Результаты этого констатировались и органами советской власти. Так управляющий
рабоче-крестьянской инспекции Ставропольской губернии в апреле 1921 г. докладывал, что в 1920 г. площадь озимого
клина, равная 843 520 десятинам, приблизительно соответствовала его размерам в
1913-1914 гг.46
Чиновники
Управления Продовольствия участвовали в организованной летом 1919 г. противо-саранчевой
кампании в Ставропольской губернии и северных отделах Терской области,
результаты которой были признаны удовлетворительными.47
В обширном докладе помощника начальника 2-ой части
Управления Продовольствия (отдел, в компетенции которого находилось проведение
закупок на рынке муки, хлеба и зернофуража)48 -
П.Н. Пересыпкина (5 июля 1919 г.) отмечалась
важность развития отечественного семеноводства: «...в восстановлении
экономической мощи страны сельскому хозяйству предстоит занять первенствующее
место ...опыт агрономической работы показал, что приходится... заставить
население производить обсеменение полей доброкачественным зерном, а
потому вопрос семядобычи должен быть отнесен к
главнейшим мероприятиям по улучшению сельского хозяйства, долженствующий
сделаться предметом особенных забот и внимания Правительства и Общества».49 В докладе, наряду с другими
необходимыми для восстановления семеноводства в России первоочередными мерами,
признавалось необходимым «организовать производство закупок селекционного
материала заграницей и в первую очередь семян огородных растений... приступить
к организации семеноводческих хозяйств в Государственных имениях... предложить
крупным сельскохозяйственным кооперативам организовать семенные хозяйства,
снабдив их оборотными средствами в виде возвратных ссуд сроком на 3 года и
беспроцентно... оказывать развитию семенного дела всемерное содействие... изданием специальных
законов, обеспечивающих семенному делу широкое развитие...».50
Очевидно,
что данные предложения не могли быть реализованы прежде
всего из-за недостатка времени для их осуществления. В то же время они
показывают заинтересованность правительственных структур в развитии интенсивных
форм сельского хозяйства, его улучшении не только за счет дополнительного
наделения землей отчуждаемых частновладельческих имений.
Интересы
производства провозглашались приоритетными при
проведении мероприятий Управления Продовольствия, направленных на
восстановление сельскохозяйственного машиностроения. В
упомянутом выше финансовом плане Технической организации ведомства объяснялась
необходимость широких закупок сельскохозяйственных машин заграницей и
реализации их в селе на основе товарообмена, «...так как население ни на какие
другие товары не дает так охотно хлеб, как за жатвенные машины, плуги, шпагат,
железо... население настойчиво требует машины, шпагат и железо и ясно
понимает, что обработка полей и уборка урожая без них абсолютно не
возможны... нет более надежной операции, чем закупка машин, которые
разбирались буквально с боя».51
Признавалась необходимость восстановления интенсивных форм развития
южнорусского земледелия, поскольку резкое сокращение применения машин
свидетельствовало об опасной тенденции его натурализации, сокращения
товарности.
Предполагалось
провести закупку сельскохозяйственной техники заграницей «на сезон 1920 г.» на сумму 287 млн.
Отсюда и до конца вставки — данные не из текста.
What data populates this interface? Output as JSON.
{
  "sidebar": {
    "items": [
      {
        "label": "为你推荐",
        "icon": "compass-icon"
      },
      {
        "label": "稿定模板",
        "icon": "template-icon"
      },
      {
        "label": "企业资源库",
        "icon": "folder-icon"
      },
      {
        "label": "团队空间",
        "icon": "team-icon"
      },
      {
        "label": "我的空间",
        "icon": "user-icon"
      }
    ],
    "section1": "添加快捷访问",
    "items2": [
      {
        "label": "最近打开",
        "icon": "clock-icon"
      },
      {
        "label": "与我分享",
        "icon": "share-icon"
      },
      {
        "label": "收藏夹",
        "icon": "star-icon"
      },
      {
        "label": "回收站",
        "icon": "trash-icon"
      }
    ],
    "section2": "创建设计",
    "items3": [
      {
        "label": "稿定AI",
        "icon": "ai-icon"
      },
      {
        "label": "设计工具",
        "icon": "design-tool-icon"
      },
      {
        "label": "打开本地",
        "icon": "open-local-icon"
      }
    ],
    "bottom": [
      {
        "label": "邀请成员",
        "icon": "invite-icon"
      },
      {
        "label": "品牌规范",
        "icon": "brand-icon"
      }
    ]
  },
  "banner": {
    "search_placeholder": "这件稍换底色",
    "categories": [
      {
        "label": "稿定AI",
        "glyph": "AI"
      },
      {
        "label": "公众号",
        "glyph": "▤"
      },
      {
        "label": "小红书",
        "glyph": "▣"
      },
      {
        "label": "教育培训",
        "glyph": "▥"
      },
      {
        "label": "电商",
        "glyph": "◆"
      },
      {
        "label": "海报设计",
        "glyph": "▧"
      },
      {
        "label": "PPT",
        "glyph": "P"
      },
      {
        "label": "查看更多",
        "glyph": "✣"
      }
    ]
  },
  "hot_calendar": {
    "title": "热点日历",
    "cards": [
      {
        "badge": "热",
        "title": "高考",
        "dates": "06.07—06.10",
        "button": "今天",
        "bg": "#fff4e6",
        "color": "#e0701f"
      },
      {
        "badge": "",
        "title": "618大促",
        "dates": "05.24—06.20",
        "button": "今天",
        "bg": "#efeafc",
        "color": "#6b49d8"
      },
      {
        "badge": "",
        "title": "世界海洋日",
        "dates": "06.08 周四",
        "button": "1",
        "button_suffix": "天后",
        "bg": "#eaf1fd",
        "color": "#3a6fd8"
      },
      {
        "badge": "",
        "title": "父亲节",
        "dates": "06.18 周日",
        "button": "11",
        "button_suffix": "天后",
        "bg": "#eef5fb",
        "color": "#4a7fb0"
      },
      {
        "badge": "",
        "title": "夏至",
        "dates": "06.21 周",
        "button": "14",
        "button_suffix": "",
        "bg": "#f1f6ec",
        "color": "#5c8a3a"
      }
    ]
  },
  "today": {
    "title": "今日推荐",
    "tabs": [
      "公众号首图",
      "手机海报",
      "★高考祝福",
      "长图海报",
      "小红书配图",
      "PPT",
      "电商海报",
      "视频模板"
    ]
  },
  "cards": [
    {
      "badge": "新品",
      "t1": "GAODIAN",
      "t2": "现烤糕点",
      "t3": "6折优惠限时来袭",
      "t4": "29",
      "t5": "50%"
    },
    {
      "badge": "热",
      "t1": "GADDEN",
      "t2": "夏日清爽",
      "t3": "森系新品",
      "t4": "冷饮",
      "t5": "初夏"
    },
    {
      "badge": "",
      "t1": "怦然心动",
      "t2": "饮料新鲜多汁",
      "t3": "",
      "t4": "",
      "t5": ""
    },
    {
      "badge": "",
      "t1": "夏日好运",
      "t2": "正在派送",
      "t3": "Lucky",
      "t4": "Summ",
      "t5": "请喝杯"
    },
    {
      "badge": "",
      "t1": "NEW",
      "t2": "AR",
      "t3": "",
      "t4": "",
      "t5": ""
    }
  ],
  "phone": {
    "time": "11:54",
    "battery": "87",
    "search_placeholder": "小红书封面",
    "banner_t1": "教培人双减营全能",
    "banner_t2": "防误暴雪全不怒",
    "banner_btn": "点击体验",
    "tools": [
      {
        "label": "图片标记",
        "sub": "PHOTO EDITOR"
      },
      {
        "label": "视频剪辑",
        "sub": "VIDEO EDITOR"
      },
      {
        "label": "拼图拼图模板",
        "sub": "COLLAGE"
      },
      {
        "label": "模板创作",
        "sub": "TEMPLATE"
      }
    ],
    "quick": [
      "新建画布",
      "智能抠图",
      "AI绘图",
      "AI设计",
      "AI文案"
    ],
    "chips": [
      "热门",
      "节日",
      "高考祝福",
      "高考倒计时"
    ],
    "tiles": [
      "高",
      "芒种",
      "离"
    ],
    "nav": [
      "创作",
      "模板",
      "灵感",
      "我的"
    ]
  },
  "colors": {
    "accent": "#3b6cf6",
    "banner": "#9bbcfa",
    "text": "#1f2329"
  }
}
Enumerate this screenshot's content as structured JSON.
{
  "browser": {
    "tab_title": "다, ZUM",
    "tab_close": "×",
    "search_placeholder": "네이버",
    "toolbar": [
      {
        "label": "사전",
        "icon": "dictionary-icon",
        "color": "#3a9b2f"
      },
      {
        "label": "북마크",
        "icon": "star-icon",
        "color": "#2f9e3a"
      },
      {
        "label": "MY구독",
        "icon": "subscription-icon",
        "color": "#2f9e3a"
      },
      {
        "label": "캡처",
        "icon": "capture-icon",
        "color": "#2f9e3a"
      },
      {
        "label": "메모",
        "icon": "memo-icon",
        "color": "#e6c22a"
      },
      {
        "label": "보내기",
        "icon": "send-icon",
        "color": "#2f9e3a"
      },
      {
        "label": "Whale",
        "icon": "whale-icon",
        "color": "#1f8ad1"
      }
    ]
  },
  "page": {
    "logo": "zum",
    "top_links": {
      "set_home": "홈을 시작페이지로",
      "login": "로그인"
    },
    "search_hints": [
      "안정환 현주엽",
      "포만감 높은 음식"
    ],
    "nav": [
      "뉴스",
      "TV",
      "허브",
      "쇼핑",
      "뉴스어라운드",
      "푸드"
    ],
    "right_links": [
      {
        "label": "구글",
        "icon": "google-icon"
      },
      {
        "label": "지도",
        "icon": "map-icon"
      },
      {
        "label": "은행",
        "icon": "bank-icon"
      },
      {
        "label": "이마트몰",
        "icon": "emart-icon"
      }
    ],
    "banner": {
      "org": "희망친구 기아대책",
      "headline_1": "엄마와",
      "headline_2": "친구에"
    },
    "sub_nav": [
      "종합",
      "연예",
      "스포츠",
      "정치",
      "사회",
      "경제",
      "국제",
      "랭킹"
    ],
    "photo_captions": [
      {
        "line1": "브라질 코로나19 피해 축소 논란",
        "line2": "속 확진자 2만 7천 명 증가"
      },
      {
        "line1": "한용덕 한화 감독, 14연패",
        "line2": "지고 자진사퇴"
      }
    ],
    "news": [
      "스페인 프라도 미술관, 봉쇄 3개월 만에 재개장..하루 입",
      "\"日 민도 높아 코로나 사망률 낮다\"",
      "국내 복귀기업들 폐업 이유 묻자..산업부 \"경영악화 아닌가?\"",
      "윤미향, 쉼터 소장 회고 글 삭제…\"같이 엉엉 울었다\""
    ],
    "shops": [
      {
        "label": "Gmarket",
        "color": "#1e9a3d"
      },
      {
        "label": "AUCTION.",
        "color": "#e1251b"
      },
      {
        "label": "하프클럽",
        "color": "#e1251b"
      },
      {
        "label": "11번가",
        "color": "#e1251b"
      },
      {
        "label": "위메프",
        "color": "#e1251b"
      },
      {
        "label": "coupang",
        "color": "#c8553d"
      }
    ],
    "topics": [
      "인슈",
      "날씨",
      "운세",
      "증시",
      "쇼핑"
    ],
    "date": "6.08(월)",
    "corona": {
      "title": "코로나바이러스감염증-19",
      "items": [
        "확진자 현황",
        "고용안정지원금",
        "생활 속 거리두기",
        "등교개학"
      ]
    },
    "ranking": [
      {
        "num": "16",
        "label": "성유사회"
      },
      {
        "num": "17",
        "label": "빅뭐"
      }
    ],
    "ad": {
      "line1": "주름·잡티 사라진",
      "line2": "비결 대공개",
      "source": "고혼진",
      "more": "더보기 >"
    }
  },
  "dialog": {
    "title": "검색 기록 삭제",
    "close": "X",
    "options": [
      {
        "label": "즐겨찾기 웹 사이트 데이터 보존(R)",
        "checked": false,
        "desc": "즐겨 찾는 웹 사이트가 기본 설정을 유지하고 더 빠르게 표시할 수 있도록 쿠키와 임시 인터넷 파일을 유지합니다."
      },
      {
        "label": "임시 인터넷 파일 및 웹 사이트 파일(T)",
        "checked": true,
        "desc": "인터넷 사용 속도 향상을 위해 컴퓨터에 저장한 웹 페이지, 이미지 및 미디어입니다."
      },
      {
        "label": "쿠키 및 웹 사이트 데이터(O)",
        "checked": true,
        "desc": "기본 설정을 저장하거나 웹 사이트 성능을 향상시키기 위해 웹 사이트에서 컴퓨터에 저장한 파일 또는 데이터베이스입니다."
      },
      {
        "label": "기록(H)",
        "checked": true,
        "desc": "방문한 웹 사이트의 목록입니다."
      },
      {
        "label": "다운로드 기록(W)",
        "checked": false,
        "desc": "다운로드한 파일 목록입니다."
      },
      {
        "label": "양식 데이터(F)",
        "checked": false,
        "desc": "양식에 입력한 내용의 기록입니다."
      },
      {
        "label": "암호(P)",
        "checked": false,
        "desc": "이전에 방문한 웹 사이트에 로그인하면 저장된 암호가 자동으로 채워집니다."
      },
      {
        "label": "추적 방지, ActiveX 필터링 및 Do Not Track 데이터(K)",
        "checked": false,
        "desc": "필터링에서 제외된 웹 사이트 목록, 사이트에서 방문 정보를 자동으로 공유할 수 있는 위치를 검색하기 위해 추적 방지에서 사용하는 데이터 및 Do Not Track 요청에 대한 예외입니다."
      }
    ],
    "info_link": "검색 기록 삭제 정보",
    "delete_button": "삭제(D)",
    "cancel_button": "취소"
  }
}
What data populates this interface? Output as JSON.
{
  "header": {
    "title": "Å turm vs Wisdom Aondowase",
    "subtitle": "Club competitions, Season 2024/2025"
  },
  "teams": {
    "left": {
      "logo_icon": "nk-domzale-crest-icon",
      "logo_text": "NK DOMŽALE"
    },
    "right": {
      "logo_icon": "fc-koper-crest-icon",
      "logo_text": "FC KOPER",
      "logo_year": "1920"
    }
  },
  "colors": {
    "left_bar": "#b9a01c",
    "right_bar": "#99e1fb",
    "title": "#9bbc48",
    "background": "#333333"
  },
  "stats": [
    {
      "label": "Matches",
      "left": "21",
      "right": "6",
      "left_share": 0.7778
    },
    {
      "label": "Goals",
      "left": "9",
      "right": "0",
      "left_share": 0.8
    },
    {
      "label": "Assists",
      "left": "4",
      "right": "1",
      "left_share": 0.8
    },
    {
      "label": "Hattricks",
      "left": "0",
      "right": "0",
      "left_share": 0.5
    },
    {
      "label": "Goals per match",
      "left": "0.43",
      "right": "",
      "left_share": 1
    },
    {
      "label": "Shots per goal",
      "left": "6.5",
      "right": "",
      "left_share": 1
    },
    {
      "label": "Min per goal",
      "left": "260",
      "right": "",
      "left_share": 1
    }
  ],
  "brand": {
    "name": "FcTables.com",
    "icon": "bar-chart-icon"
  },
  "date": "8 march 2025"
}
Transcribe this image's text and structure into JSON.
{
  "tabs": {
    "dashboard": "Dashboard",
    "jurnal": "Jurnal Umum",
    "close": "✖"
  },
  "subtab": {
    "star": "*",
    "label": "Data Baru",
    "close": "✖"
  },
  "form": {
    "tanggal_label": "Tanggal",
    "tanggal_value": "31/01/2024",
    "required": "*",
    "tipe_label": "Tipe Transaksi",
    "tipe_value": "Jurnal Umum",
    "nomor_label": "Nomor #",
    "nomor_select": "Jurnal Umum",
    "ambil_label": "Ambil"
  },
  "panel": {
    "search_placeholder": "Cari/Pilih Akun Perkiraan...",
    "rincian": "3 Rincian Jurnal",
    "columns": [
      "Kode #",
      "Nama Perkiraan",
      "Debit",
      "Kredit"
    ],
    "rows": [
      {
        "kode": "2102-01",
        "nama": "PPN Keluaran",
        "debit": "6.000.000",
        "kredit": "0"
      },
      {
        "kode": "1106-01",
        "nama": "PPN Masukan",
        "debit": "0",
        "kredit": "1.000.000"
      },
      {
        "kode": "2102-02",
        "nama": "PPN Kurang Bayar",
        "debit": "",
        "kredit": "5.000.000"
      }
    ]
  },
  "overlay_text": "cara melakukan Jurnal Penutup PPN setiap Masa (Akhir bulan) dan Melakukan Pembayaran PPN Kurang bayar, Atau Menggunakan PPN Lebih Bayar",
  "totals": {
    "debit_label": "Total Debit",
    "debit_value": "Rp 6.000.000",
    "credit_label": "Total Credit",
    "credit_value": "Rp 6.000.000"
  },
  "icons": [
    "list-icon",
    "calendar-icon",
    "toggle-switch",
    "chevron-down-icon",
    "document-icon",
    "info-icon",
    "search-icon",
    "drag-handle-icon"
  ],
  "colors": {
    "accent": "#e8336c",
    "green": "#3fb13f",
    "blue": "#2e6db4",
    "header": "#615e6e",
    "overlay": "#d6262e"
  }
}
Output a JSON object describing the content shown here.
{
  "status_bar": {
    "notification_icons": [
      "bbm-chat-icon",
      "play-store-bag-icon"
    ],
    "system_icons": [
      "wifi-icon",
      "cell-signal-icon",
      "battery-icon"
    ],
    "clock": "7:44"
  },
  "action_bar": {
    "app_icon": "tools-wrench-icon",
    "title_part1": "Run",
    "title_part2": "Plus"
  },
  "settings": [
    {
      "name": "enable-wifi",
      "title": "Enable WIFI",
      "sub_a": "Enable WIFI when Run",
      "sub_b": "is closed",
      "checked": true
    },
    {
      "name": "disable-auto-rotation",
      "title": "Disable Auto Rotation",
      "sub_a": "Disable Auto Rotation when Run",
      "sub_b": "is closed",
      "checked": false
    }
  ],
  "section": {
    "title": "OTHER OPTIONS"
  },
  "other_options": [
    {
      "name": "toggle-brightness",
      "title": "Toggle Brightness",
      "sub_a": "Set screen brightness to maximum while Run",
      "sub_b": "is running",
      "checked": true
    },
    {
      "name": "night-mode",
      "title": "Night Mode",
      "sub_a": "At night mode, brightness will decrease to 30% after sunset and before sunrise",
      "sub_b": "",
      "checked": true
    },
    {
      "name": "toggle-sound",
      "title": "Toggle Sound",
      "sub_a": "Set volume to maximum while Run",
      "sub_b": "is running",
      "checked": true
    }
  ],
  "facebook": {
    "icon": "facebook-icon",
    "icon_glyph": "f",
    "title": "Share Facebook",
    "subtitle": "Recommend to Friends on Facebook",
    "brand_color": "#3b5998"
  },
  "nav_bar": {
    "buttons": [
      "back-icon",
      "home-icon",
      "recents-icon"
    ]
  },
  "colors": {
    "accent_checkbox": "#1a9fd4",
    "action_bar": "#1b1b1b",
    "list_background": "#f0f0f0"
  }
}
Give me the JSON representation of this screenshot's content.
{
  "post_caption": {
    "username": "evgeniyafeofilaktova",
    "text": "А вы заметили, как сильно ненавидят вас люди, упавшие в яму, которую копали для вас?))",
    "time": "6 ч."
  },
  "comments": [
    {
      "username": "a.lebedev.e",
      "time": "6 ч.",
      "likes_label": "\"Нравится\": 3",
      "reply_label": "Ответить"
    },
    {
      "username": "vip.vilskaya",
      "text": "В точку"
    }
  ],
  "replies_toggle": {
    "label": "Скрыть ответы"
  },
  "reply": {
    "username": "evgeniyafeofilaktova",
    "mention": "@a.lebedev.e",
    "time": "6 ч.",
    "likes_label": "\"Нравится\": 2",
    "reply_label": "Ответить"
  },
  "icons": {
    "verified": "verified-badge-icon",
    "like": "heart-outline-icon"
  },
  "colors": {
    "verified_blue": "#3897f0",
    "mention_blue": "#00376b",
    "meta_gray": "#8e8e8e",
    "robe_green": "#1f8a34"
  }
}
руб., покрываемых «за счет валютного займа». Однако
подобный способ признавался временным и главное
внимание предполагалось обратить на оказание поддержки отечественным заводам
сельскохозяйственного машиностроения, а заграницей закупать исключительно
запасные части. Общая сумма кредитов на восстановление заводов и расширение их
производственной базы исчислялась в размере 167 млн. рублей.52
По вопросам развития
сельскохозяйственного машиностроения на юге России в конце августа 1919 г. проводились
заседания специально созданной Междуведомственной комиссии в составе Начальника
Управления Продовольствия С.Н. Маслова и представителей Управления Финансов,
Земледелия и Землеустройства. В «Заключении» по итогам
работы комиссии (22 августа 1919
г.) отмечалось, что «Управление Продовольствия...
задается целями восстановления деятельности заводов и стремится занять
определенное положение в вопросе регулирования цен на машины» (указывалось, что
по сравнению с довоенными показателями стоимость большинства машин возросла в
15-20 раз, сноповязалок - в 30-35 раз, паровых молотильных гарнитур - в 40 раз,
сноповязального шпагата - в 60 раз).53
Ожидалось,
что выданные заводам кредиты окупятся при предложении их продукции на рынке и,
одновременно, позволят сдержать стремления монополистов-производителей к
излишнему повышению цен (высказывались даже предложения национализировать заводы
сельскохозяйственных машин).54 Вместе с тем, в «Заключении»
предполагалось привлечение к «воссозданию сельскохозяйственного машиностроения»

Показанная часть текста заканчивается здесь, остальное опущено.